En Honduras, Brasil, Rusia e incluso en algunas ciudades europeas se han registrado lluvias de peces, ranas y, más recientemente, insectos y semillas. En estos casos, los habitantes aseguran que “llovían” pequeños animales o restos vegetales del cielo, sorprendiendo tanto a la población como a los científicos que investigaron los hechos.
Los meteorólogos explican que no se trata de un misterio sobrenatural, sino de la fuerza de la naturaleza. Corrientes de aire intensas, sumadas a tormentas inusuales, pueden arrastrar organismos vivos o semillas y luego soltarlos en lugares lejanos. Así, la llamada lluvia de insectos o semillas se convierte en uno de los fenómenos meteorológicos más extraños y fascinantes registrados en nuestro planeta.
Impactos en los insectos
En ocasiones, la lluvia es tan violenta, que los animales acaban destrozados en el suelo. A veces, los animales sobreviven al golpe, particularmente los peces, lo cual hace pensar que el intervalo transcurrido entre su despegue y el retorno al suelo, es relativamente breve. Algunos testimonios describen lluvias de ranas, donde los animales están intactos tras su caída.

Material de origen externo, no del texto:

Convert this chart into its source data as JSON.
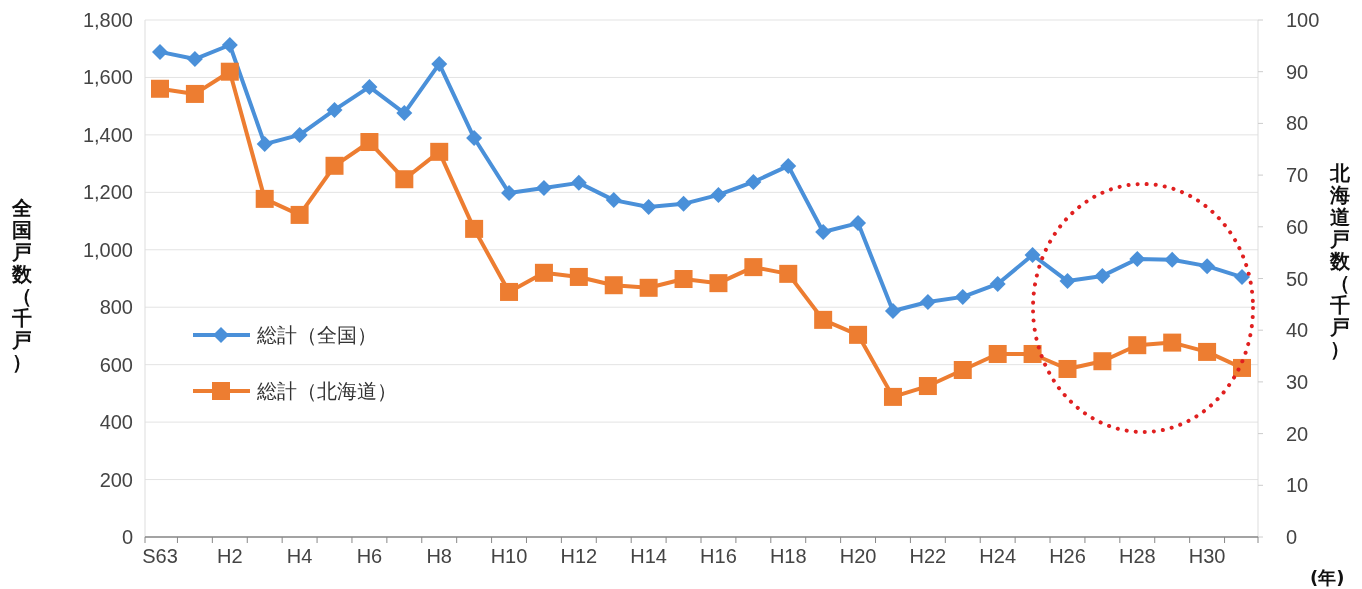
{
  "chart_data": {
    "type": "line",
    "categories": [
      "S63",
      null,
      "H2",
      null,
      "H4",
      null,
      "H6",
      null,
      "H8",
      null,
      "H10",
      null,
      "H12",
      null,
      "H14",
      null,
      "H16",
      null,
      "H18",
      null,
      "H20",
      null,
      "H22",
      null,
      "H24",
      null,
      "H26",
      null,
      "H28",
      null,
      "H30",
      null
    ],
    "series": [
      {
        "name": "総計（全国）",
        "color": "#4a90d9",
        "marker": "diamond",
        "values": [
          1689,
          1664,
          1713,
          1368,
          1400,
          1487,
          1567,
          1476,
          1647,
          1389,
          1198,
          1215,
          1233,
          1173,
          1149,
          1160,
          1191,
          1236,
          1292,
          1062,
          1093,
          787,
          818,
          836,
          881,
          982,
          891,
          909,
          968,
          965,
          943,
          905
        ]
      },
      {
        "name": "総計（北海道）",
        "color": "#ed7d31",
        "marker": "square",
        "axis": "y2",
        "values": [
          86.7,
          85.7,
          90,
          65.4,
          62.3,
          71.8,
          76.4,
          69.2,
          74.5,
          59.6,
          47.4,
          51.1,
          50.3,
          48.7,
          48.2,
          49.9,
          49.1,
          52.2,
          50.9,
          42.0,
          39.1,
          27.1,
          29.2,
          32.3,
          35.4,
          35.4,
          32.5,
          34.0,
          37.1,
          37.6,
          35.8,
          32.7
        ]
      }
    ],
    "ylim": [
      0,
      1800
    ],
    "yticks": [
      0,
      {
        "value": 200,
        "label": "200"
      },
      {
        "value": 400,
        "label": "400"
      },
      {
        "value": 600,
        "label": "600"
      },
      {
        "value": 800,
        "label": "800"
      },
      {
        "value": 1000,
        "label": "1,000"
      },
      {
        "value": 1200,
        "label": "1,200"
      },
      {
        "value": 1400,
        "label": "1,400"
      },
      {
        "value": 1600,
        "label": "1,600"
      },
      {
        "value": 1800,
        "label": "1,800"
      }
    ],
    "y2lim": [
      0,
      100
    ],
    "y2ticks": [
      0,
      10,
      20,
      30,
      40,
      50,
      60,
      70,
      80,
      90,
      100
    ],
    "ylabel": "全国戸数（千戸）",
    "y2label": "北海道戸数（千戸）",
    "xlabel": "(年)",
    "grid": "y",
    "legend": "left",
    "line_style": "solid"
  }
}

- Adaptación al clima: los insectos han evolucionado para sobrevivir a diferentes condiciones climáticas, incluyendo la lluvia.
- Interacción con el entorno: la lluvia puede afectar la actividad y distribución de los insectos, obligándolos a buscar refugio o cambiando sus patrones de movimiento.
- Plagas y enfermedades: el clima húmedo puede favorecer la proliferación de ciertas plagas, como mosquitos, cucarachas y roedores, que buscan ambientes secos durante las lluvias.